The execution of a program within rxvm is handled in discrete phases (as defined in inc/rxvm.h):

  1. Creation: rxvm_create() allocates the root rxvm_context.
  2. Loading: rxvm_load() ingests a .rxbin binary file, reads the section flags and stored sizes, expands any packed instruction/constant sections back into normal buffers, and then loads the result into an internal module struct. In the current 003 layout the reader accepts three record kinds: MODULE_LOCAL, POOL_SHARED, and MODULE_SHARED. Shared-backed modules borrow the current shared pool in memory rather than copying it.
  3. Linking: rxvm_link() traverses newly loaded modules to resolve exports and external imports into a unified memory map. The call is now dirty-checked, so repeated bridge/runtime entry points become fast no-ops when no module state changed.
  4. Preparation: rxvm_prepare() optionally populates per-module dispatch side tables for maximum speed without mutating serialized bytecode.
  5. Execution: rxvm_run() / rxvm_call() invoke a target procedure (typically main) and launch the main interpreter loop.

Runtime code can explicitly late-load another .rxbin or .rxplugin through the debugger-style METALOADMODULE instruction. The public rxfnsb wrapper is loadmodule(path) -> .int; it returns the last loaded module number, or a non-positive value on failure. A successful METALOADMODULE immediately calls rxvm_link() so existing unresolved imports can bind to procedures/classes in the newly loaded file. There is intentionally no automatic directory sweep: callers are responsible for loading the provider artifact they want.

2. Core Internal Structs

rxvm_context

The root state of the VM environment. It houses the loaded modules, global configuration, and debugging state.

typedef struct rxvm_context {
    char *location;
    size_t num_modules;
    module **modules;
    struct avl_tree_node *exposed_proc_tree;
    struct avl_tree_node *exposed_reg_tree;
    char link_dirty;
    char interface_method_registry_dirty;
    char interface_factory_registry_dirty;
    struct rxvm_socket_registry *socket_registry;
    char debug_mode;
    // ...
} rxvm_context;

link_dirty is raised when new modules are loaded. The separate interface_method_registry_dirty and interface_factory_registry_dirty flags track when the interface method and factory caches need rebuilding. This keeps repeated rxvm_link() calls cheap while still supporting late module loading. Because linked images may share one constant pool across multiple modules, module-local runtime walkers now follow proc_head, expose_head, and meta_head chains instead of sweeping the entire pool.

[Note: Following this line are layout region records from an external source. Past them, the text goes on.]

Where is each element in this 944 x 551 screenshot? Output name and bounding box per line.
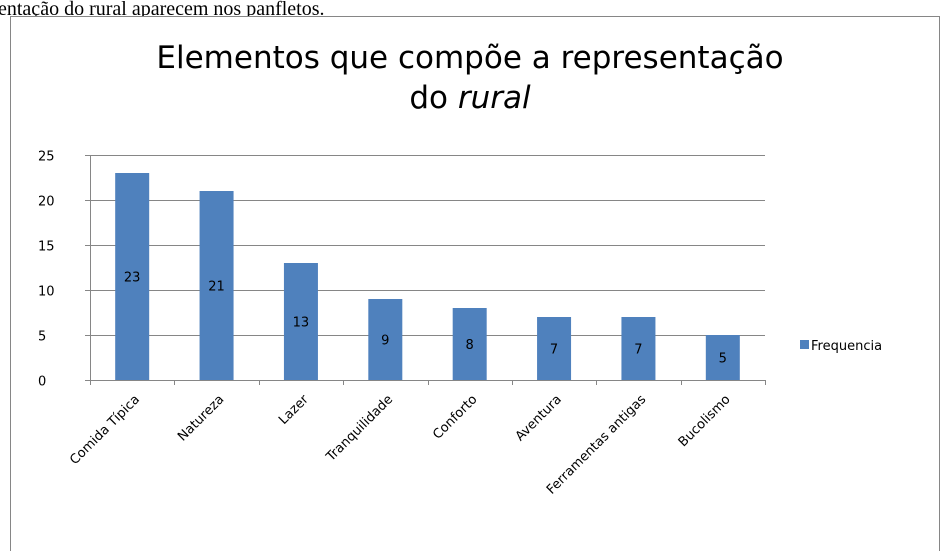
bar — [705, 335, 740, 380]
bar — [199, 191, 234, 380]
chart-title: do rural — [409, 80, 531, 116]
caption-fragment: entação do rural aparecem nos panfletos. — [0, 0, 325, 20]
data-label: 5 — [719, 352, 727, 367]
bar — [283, 263, 318, 380]
chart-title-part: rural — [458, 80, 531, 116]
y-tick-label: 15 — [38, 240, 55, 255]
data-label: 13 — [293, 316, 310, 331]
data-label: 23 — [124, 271, 141, 286]
bar — [452, 308, 487, 380]
bar — [115, 173, 150, 380]
data-label: 9 — [381, 334, 389, 349]
legend-swatch — [800, 340, 809, 349]
data-label: 21 — [208, 280, 225, 295]
legend-label: Frequencia — [811, 339, 882, 354]
bar — [621, 317, 656, 380]
y-tick-label: 0 — [38, 375, 46, 390]
chart-frame — [10, 16, 940, 551]
y-tick-label: 10 — [38, 285, 55, 300]
data-label: 8 — [466, 338, 474, 353]
y-tick-label: 5 — [38, 330, 46, 345]
bar — [537, 317, 572, 380]
data-label: 7 — [634, 343, 642, 358]
data-label: 7 — [550, 343, 558, 358]
chart-title-part: do — [409, 80, 448, 116]
chart-title: Elementos que compõe a representação — [156, 40, 783, 76]
y-tick-label: 20 — [38, 195, 55, 210]
bar — [368, 299, 403, 380]
y-tick-label: 25 — [38, 150, 55, 165]
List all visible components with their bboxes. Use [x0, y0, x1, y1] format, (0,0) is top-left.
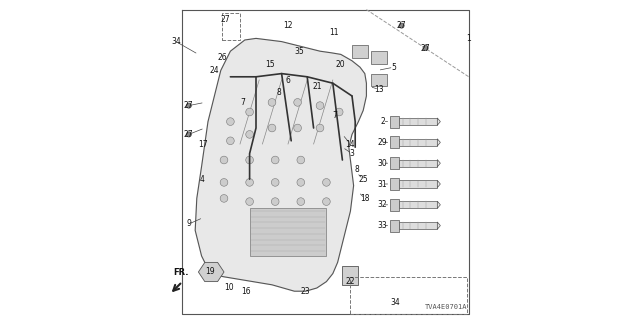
Polygon shape	[437, 222, 440, 229]
Text: 10: 10	[224, 284, 234, 292]
Text: 22: 22	[346, 277, 355, 286]
Circle shape	[268, 124, 276, 132]
Text: 27: 27	[184, 101, 194, 110]
Bar	[223, 13, 240, 40]
Text: 8: 8	[276, 88, 281, 97]
Text: 27: 27	[397, 21, 406, 30]
Circle shape	[271, 156, 279, 164]
Circle shape	[294, 99, 301, 106]
Bar	[351, 277, 467, 314]
Text: 34: 34	[390, 298, 400, 307]
Text: 20: 20	[336, 60, 346, 68]
Polygon shape	[250, 208, 326, 256]
Text: 8: 8	[355, 165, 359, 174]
Text: 16: 16	[241, 287, 252, 296]
Bar	[390, 136, 399, 148]
Text: 24: 24	[209, 66, 220, 75]
Circle shape	[297, 198, 305, 205]
Polygon shape	[437, 180, 440, 188]
Bar	[399, 118, 437, 125]
Text: 33: 33	[378, 221, 387, 230]
Text: 18: 18	[360, 194, 369, 203]
Circle shape	[246, 198, 253, 205]
Polygon shape	[342, 266, 358, 285]
Text: 9: 9	[186, 220, 191, 228]
Text: 34: 34	[171, 37, 181, 46]
Text: 31: 31	[378, 180, 387, 188]
Text: 29: 29	[378, 138, 387, 147]
Polygon shape	[437, 118, 440, 125]
Circle shape	[220, 179, 228, 186]
Text: 27: 27	[420, 44, 431, 52]
Text: 30: 30	[378, 159, 387, 168]
Polygon shape	[437, 160, 440, 167]
Polygon shape	[437, 201, 440, 208]
Circle shape	[271, 198, 279, 205]
Text: 11: 11	[330, 28, 339, 36]
Bar	[399, 222, 437, 229]
Circle shape	[297, 156, 305, 164]
Polygon shape	[195, 38, 366, 291]
Text: 15: 15	[266, 60, 275, 68]
Text: 23: 23	[301, 287, 310, 296]
Text: 35: 35	[294, 47, 304, 56]
Circle shape	[294, 124, 301, 132]
Polygon shape	[371, 51, 387, 64]
Text: 27: 27	[221, 15, 230, 24]
Circle shape	[297, 179, 305, 186]
Text: 1: 1	[467, 34, 471, 43]
Polygon shape	[371, 74, 387, 86]
Bar	[390, 157, 399, 169]
Polygon shape	[352, 45, 368, 58]
Text: 19: 19	[205, 268, 214, 276]
Circle shape	[220, 195, 228, 202]
Bar	[399, 139, 437, 146]
Circle shape	[246, 131, 253, 138]
Polygon shape	[437, 139, 440, 146]
Text: 26: 26	[218, 53, 227, 62]
Circle shape	[316, 124, 324, 132]
Circle shape	[423, 45, 428, 51]
Circle shape	[227, 118, 234, 125]
Text: 27: 27	[184, 130, 194, 139]
Text: 4: 4	[199, 175, 204, 184]
Bar	[399, 160, 437, 167]
Circle shape	[271, 179, 279, 186]
Text: 14: 14	[346, 140, 355, 148]
Circle shape	[316, 102, 324, 109]
Bar	[390, 199, 399, 211]
Text: 25: 25	[358, 175, 368, 184]
Text: FR.: FR.	[173, 268, 189, 277]
Text: 32: 32	[378, 200, 387, 209]
Circle shape	[323, 179, 330, 186]
Text: TVA4E0701A: TVA4E0701A	[425, 304, 467, 310]
Text: 7: 7	[332, 111, 337, 120]
Bar	[390, 116, 399, 128]
Bar	[399, 180, 437, 188]
Text: 17: 17	[198, 140, 208, 148]
Circle shape	[246, 156, 253, 164]
Text: 21: 21	[312, 82, 321, 91]
Circle shape	[186, 132, 191, 137]
Text: 2: 2	[380, 117, 385, 126]
Circle shape	[186, 103, 191, 108]
Circle shape	[399, 23, 404, 28]
Bar	[390, 178, 399, 190]
Text: 5: 5	[391, 63, 396, 72]
Circle shape	[246, 108, 253, 116]
Text: 7: 7	[241, 98, 246, 107]
Bar	[390, 220, 399, 232]
Circle shape	[323, 198, 330, 205]
Text: 6: 6	[285, 76, 291, 84]
Circle shape	[246, 179, 253, 186]
Circle shape	[227, 137, 234, 145]
Circle shape	[220, 156, 228, 164]
Bar	[399, 201, 437, 208]
Circle shape	[268, 99, 276, 106]
Text: 12: 12	[284, 21, 292, 30]
Text: 3: 3	[349, 149, 355, 158]
Polygon shape	[198, 262, 224, 282]
Text: 13: 13	[374, 85, 384, 94]
Circle shape	[335, 108, 343, 116]
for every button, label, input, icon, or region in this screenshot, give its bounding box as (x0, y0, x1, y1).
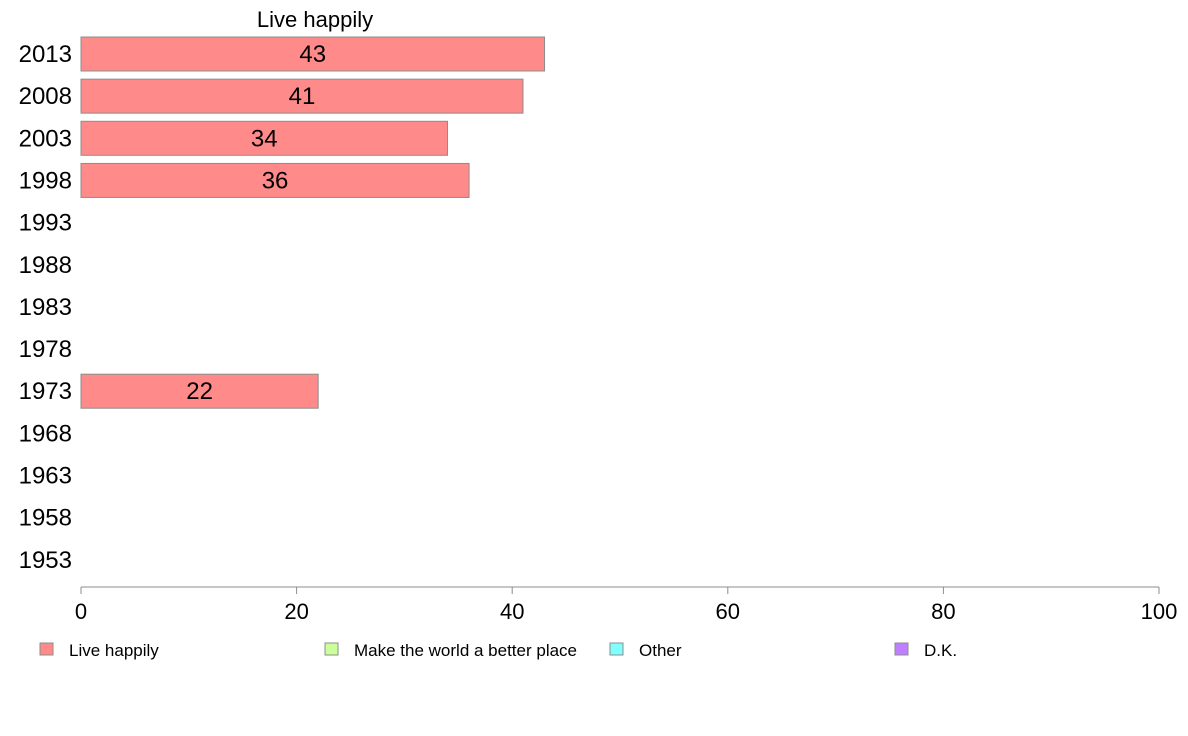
data-label: 34 (251, 125, 278, 152)
legend-label: Other (639, 641, 682, 660)
legend-label: Live happily (69, 641, 159, 660)
x-tick-label: 60 (716, 599, 740, 624)
category-label: 2013 (19, 41, 72, 68)
data-label: 43 (299, 41, 326, 68)
category-label: 2003 (19, 125, 72, 152)
legend-label: Make the world a better place (354, 641, 577, 660)
category-label: 1968 (19, 420, 72, 447)
category-label: 1973 (19, 378, 72, 405)
category-label: 1998 (19, 167, 72, 194)
bar (80, 162, 470, 198)
category-label: 1983 (19, 294, 72, 321)
chart-title: Live happily (257, 7, 373, 32)
category-label: 2008 (19, 83, 72, 110)
data-label: 22 (186, 378, 213, 405)
x-tick-label: 0 (75, 599, 87, 624)
legend: Live happily Make the world a better plac… (39, 641, 957, 660)
x-tick-label: 40 (500, 599, 524, 624)
category-label: 1958 (19, 505, 72, 532)
category-label: 1988 (19, 252, 72, 279)
x-tick-label: 80 (931, 599, 955, 624)
category-labels: 2013 2008 2003 1998 1993 1988 1983 1978 1973 1968… (19, 41, 72, 574)
category-label: 1953 (19, 547, 72, 574)
legend-swatch (324, 642, 339, 656)
x-tick-label: 20 (284, 599, 308, 624)
bar (80, 120, 449, 156)
category-label: 1963 (19, 463, 72, 490)
x-tick-label: 100 (1141, 599, 1178, 624)
bar (80, 373, 319, 409)
data-label: 41 (289, 83, 316, 110)
legend-swatch (39, 642, 54, 656)
category-label: 1993 (19, 210, 72, 237)
legend-swatch (609, 642, 624, 656)
category-label: 1978 (19, 336, 72, 363)
data-label: 36 (262, 167, 289, 194)
legend-swatch (894, 642, 909, 656)
x-axis: 0 20 40 60 80 100 (75, 586, 1178, 624)
legend-label: D.K. (924, 641, 957, 660)
bar (80, 78, 524, 114)
bar (80, 36, 546, 72)
bars: 43 41 34 36 22 (80, 36, 546, 409)
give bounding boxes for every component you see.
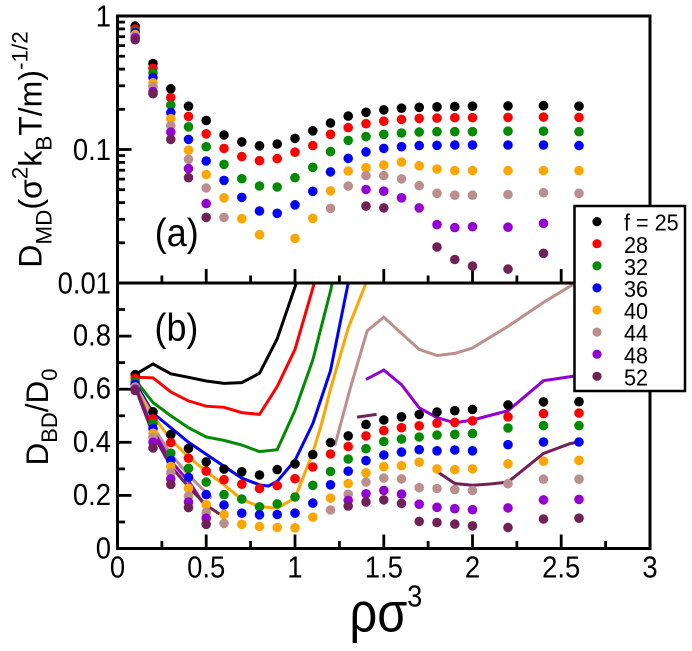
svg-text:0.6: 0.6: [73, 372, 111, 406]
svg-text:3: 3: [642, 551, 657, 585]
svg-text:0.8: 0.8: [73, 319, 111, 353]
svg-text:2: 2: [465, 551, 480, 585]
svg-text:DBD/D0: DBD/D0: [19, 368, 62, 465]
svg-text:0.5: 0.5: [187, 551, 225, 585]
svg-text:0.1: 0.1: [73, 134, 111, 168]
svg-text:0.2: 0.2: [73, 479, 111, 513]
svg-text:1: 1: [287, 551, 302, 585]
svg-text:(b): (b): [155, 306, 199, 350]
svg-text:1.5: 1.5: [365, 551, 403, 585]
svg-text:0.01: 0.01: [58, 267, 111, 301]
svg-text:52: 52: [624, 365, 648, 391]
svg-text:32: 32: [624, 254, 648, 280]
svg-text:0.4: 0.4: [73, 426, 111, 460]
svg-text:f = 25: f = 25: [624, 210, 679, 236]
svg-text:1: 1: [96, 0, 111, 34]
svg-text:44: 44: [624, 320, 648, 346]
svg-text:0: 0: [110, 551, 125, 585]
svg-text:ρσ3: ρσ3: [350, 580, 423, 644]
svg-text:0: 0: [96, 532, 111, 566]
svg-text:2.5: 2.5: [542, 551, 580, 585]
svg-text:36: 36: [624, 276, 648, 302]
svg-text:(a): (a): [155, 211, 199, 255]
svg-text:40: 40: [624, 298, 648, 324]
svg-text:28: 28: [624, 232, 648, 258]
svg-text:48: 48: [624, 342, 648, 368]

socket_registry is the context-owned table for core TCP sockets. Rexx and RXAS code see small positive integer handles, not native descriptors. The registry closes every live socket during rxfremod(), which keeps sockets out of value payload ownership and avoids stale OS resources after a VM context is destroyed.

proc_runtime

Serialized PROC_CONST entries now remain metadata-only. During module load, rxvm builds a parallel proc_runtime table that carries execution-only state such as resolved code ownership, prepared entry addresses, and frame recycling lists.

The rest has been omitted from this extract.